Yes, there are. Links can be categorised in three main types:

  • Natural Links. The very, very best sort of backlinks are known as organic or natural backlinks. This is the digital equivalent of word of mouth advertising, and works on the principle that there’s no better advert than a happy customer. If you have a great product or a great service, and a blogger or vlogger in that field gives you a bit of a shout-out along with a link to your site, then you’ve scored a hot organic link – and Google’s AI will sit up and take notice and boost your page up the rankings. The rise of the social media influencer has come to the notice of marketing researchers and it’s generally felt that people trust these bloggers and commentators who are “just like us” more than they do movie stars and sports personalities – and are more likely to try the products they review, mention or endorse.
  • You can, of course, create your own inbound links. These come in two types: manual links and self-built links. It has to be admitted that both of these are time-consuming but they work. Boy, oh boy, do they work!
  • Self-built links. These are fairly straightforward and simple strategies. In fact, they’re so simple, it would be a big mistake to overlook them. This involves making sure that your information (URL and brand, plus some great keywords as anchor text) are listed in appropriate directories. This involves press releases as well as strategically using comments in blogs and on forums. Of course, the trick here is to ensure that your comment with your links are relevant and appropriate to whatever’s being discussed in the blog or on the forum. You probably don’t want to link to a mechanic on the handcrafting forum Ravelry… unless you’re showing off the hand-knitted hi-vis gear you made for your staff. Even so, the match between Ravelry and a mechanic isn’t brilliant, so it won’t do all that much for your rankings. A car enthusiast forum would be much better.
  • Manual links are where you create links by asking people to share it or link to it. This can involve building a relationship with a blogger or two as an affiliate marketer. However, you can also create fresh, interesting and share-worthy content that people will want to link to – and asking them to link to it is also a good idea.

Other Off-Page SEO Activities

Another method that isn’t really one or the other of these is to get involved in writing guest blogs and in trying your hand at video marketing campaigns on YouTube or Instagram. These get a buzz going (and boost your page rankings) but can require a bit of assistance from your friendly SEO expert.

Technical SEO

What Results Is Reasonable to Achieve with Expert Off Page SEO?
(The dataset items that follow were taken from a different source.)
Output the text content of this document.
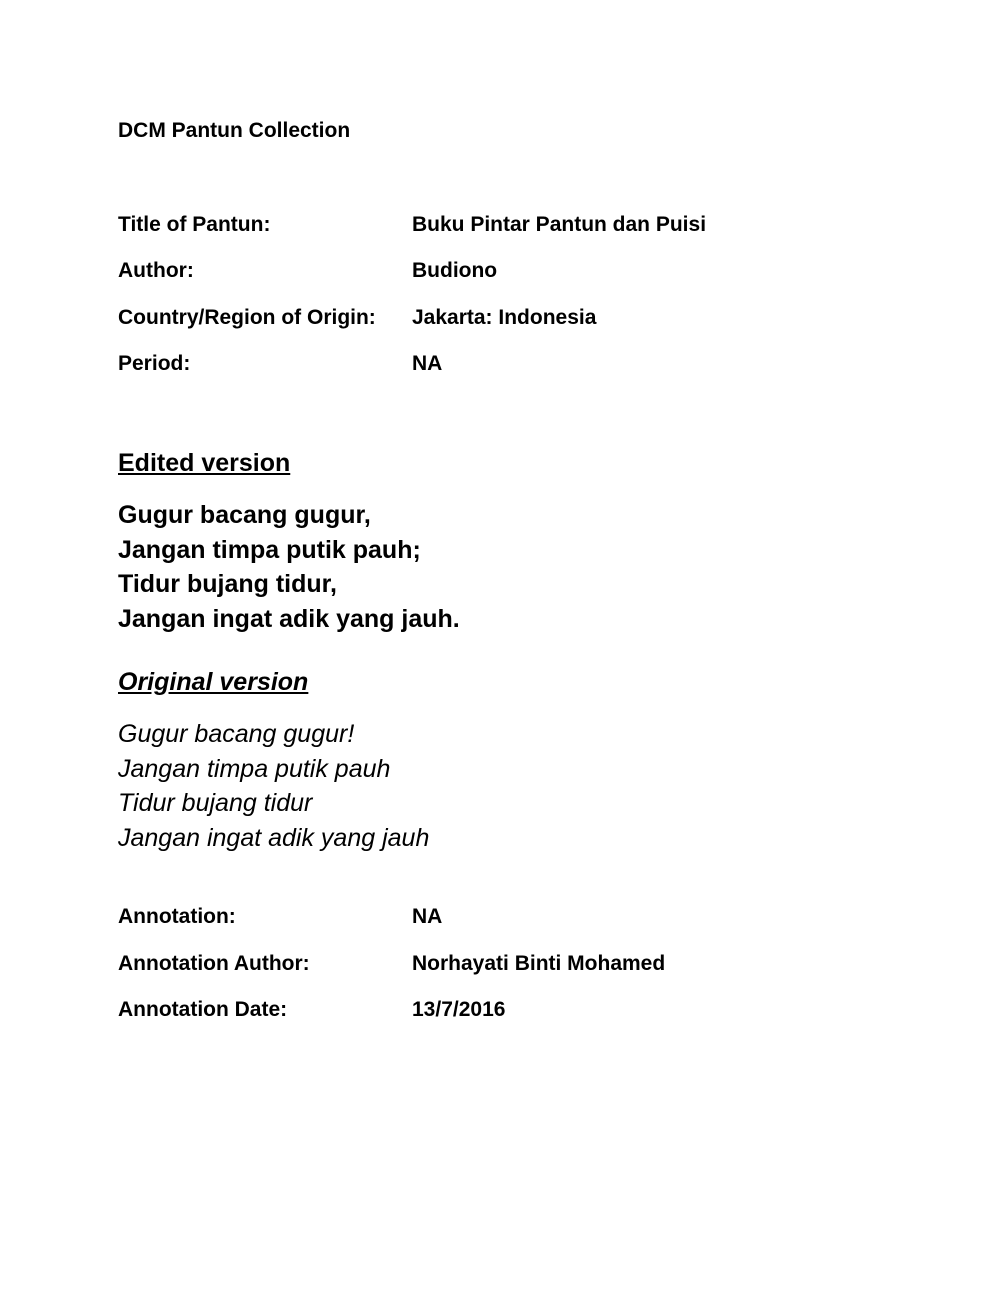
DCM Pantun Collection
Title of Pantun:	Buku Pintar Pantun dan Puisi
Author:	Budiono
Country/Region of Origin: Jakarta: Indonesia
Period:	NA
Edited version
Gugur bacang gugur,
Jangan timpa putik pauh;
Tidur bujang tidur,
Jangan ingat adik yang jauh.
Original version
Gugur bacang gugur!
Jangan timpa putik pauh
Tidur bujang tidur
Jangan ingat adik yang jauh
Annotation:	NA
Annotation Author:	Norhayati Binti Mohamed
Annotation Date:	13/7/2016
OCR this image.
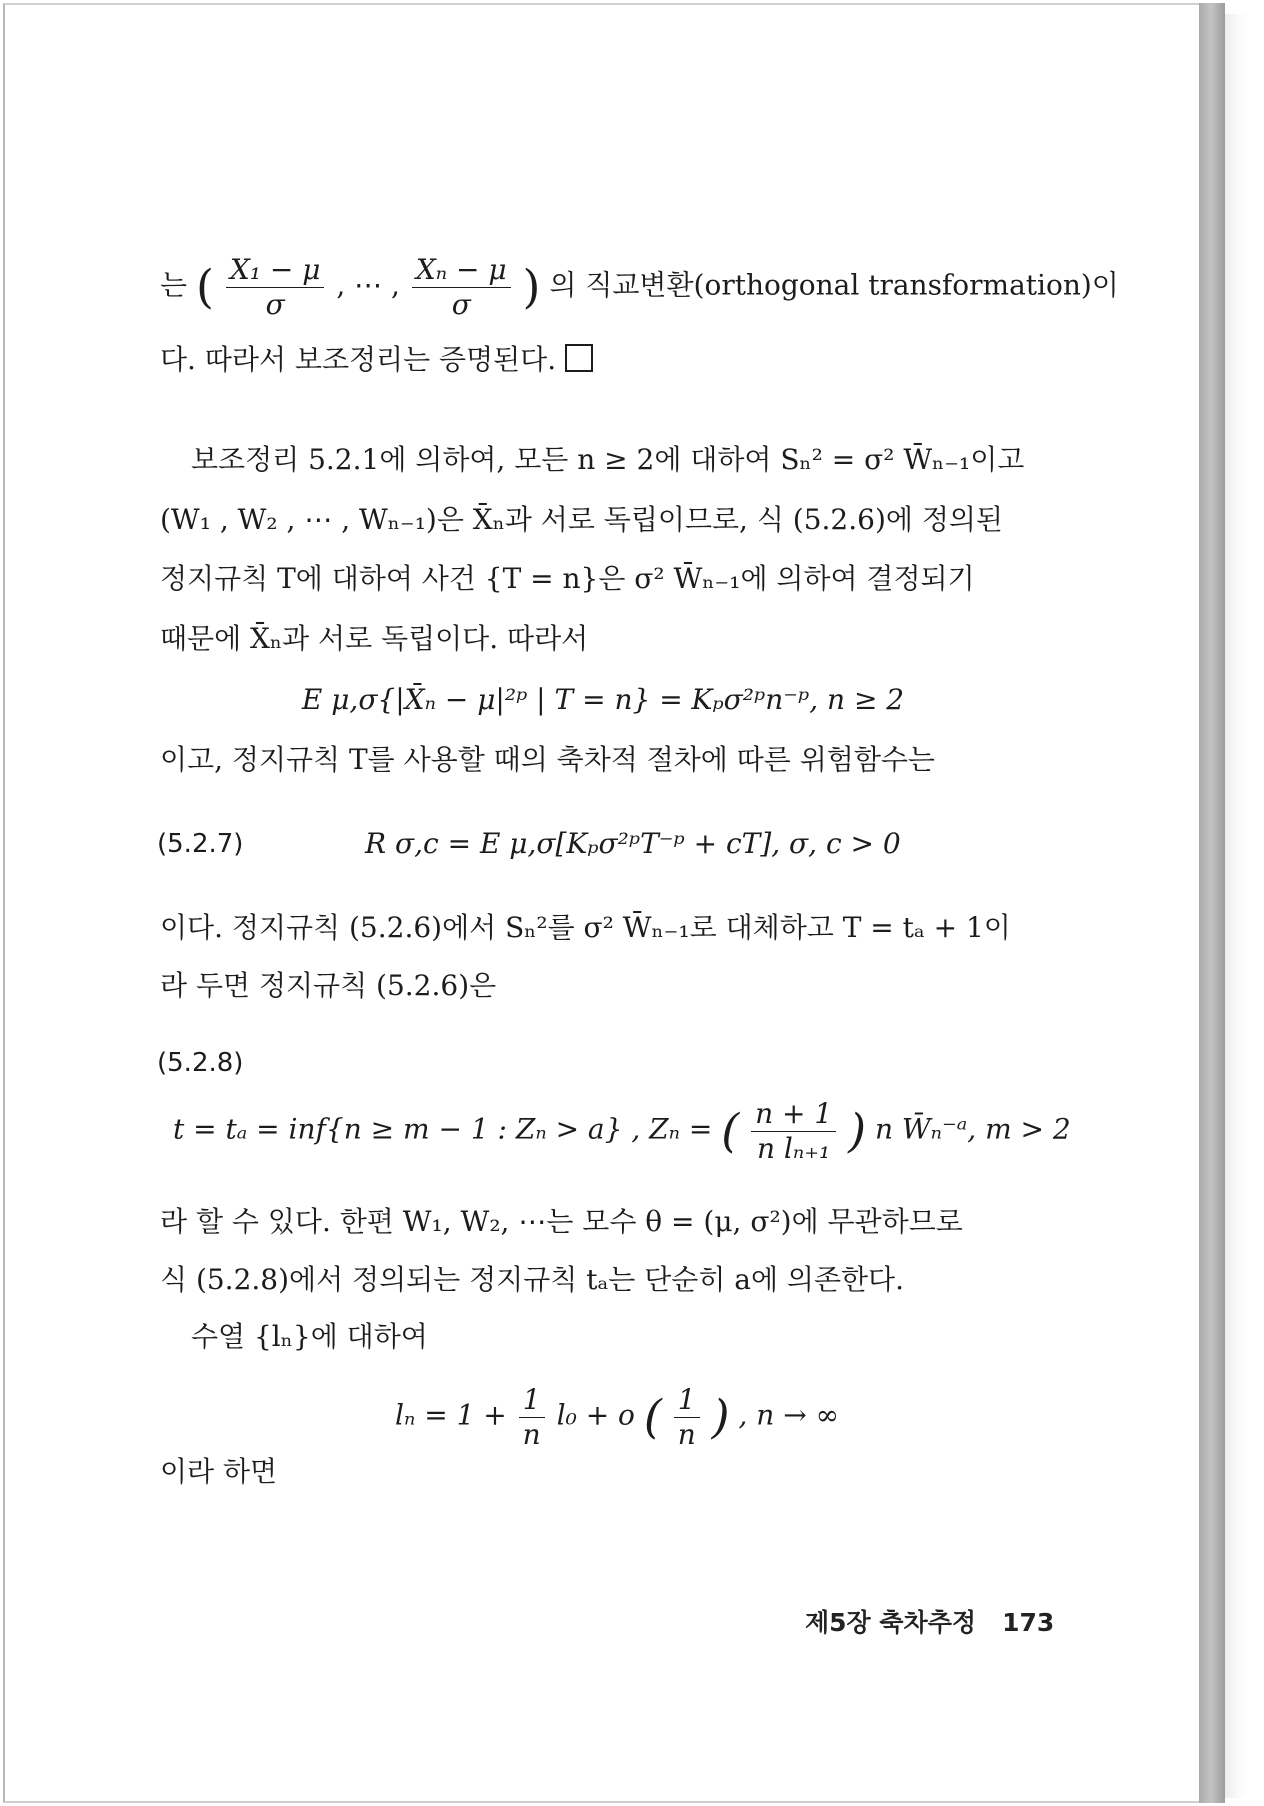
는 ( $\frac{\text{X₁ − μ}}{\sigma}$ , ⋯ , $\frac{\text{Xₙ − μ}}{\sigma}$ ) 의 직교변환(orthogonal transformation)이
다. 따라서 보조정리는 증명된다.
보조정리 5.2.1에 의하여, 모든 n ≥ 2에 대하여 Sₙ² = σ² W̄ₙ₋₁이고
(W₁ , W₂ , ⋯ , Wₙ₋₁)은 X̄ₙ과 서로 독립이므로, 식 (5.2.6)에 정의된
정지규칙 T에 대하여 사건 {T = n}은 σ² W̄ₙ₋₁에 의하여 결정되기
때문에 X̄ₙ과 서로 독립이다. 따라서
E μ,σ{|X̄ₙ − μ|²ᵖ | T = n} = Kₚσ²ᵖn⁻ᵖ, n ≥ 2
이고, 정지규칙 T를 사용할 때의 축차적 절차에 따른 위험함수는
(5.2.7)	R σ,c = E μ,σ[Kₚσ²ᵖT⁻ᵖ + cT], σ, c > 0
이다. 정지규칙 (5.2.6)에서 Sₙ²를 σ² W̄ₙ₋₁로 대체하고 T = tₐ + 1이
라 두면 정지규칙 (5.2.6)은
(5.2.8)
t = tₐ = inf{n ≥ m − 1 : Zₙ > a} , Zₙ = ( $\frac{n + 1}{\text{n lₙ₊₁}}$ ) n W̄ₙ⁻ᵃ, m > 2
라 할 수 있다. 한편 W₁, W₂, ⋯는 모수 θ = (μ, σ²)에 무관하므로
식 (5.2.8)에서 정의되는 정지규칙 tₐ는 단순히 a에 의존한다.
수열 {lₙ}에 대하여
$l_n = 1 + \frac{1}{n} l_0 + o$ ( $\frac{1}{n}$ ) , n → ∞
이라 하면
제5장 축차추정 173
An SEO agency that delivers ranking results to their clients is your way to a great online exposure and increased bookings. Laser targeted on-page and off-page SEO plus expert technical SEO will bring you a number of benefits. It is reasonable to expect that you will improve your:

  • Rankings: You will notice an upward movement of your website SERPs. Over time you will be able to see page 1 results for many keywords that your potential customers input in the search engines.
  • Organic Traffic: Once on Page 1 your website will attract visitors, clicking on the website link in the search engines. Website traffic results directly in increased number of online bookings, phone calls and email enquiries. The current user behaviour statistics show that people click more on the organic results in Google as opposed to the paid ads at the top.
  • ROI: Depending on your industry you can expect a sales conversion of 2%-5%+ based on all clicks your website received. Your investment in Search Marketing proves to be steady and sustainable way of delivering additional revenue and profit for your business. Within months of hiring and SEO company you will start seeing an improved ROI. Your continued investment will increase your ROI over time. For most of our clients their investment in Search Engine Optimization turns into their main advertising channel.

And best of all, once your website is on Page 1, the number of visitors and the time they spend clicking on your pages, reading your content, and acting by calling your phone number will keep your website anchored there long after paying for search marketing ends, and establish your brand as the best in town.

Now that’s an ROI worth its weight in gold.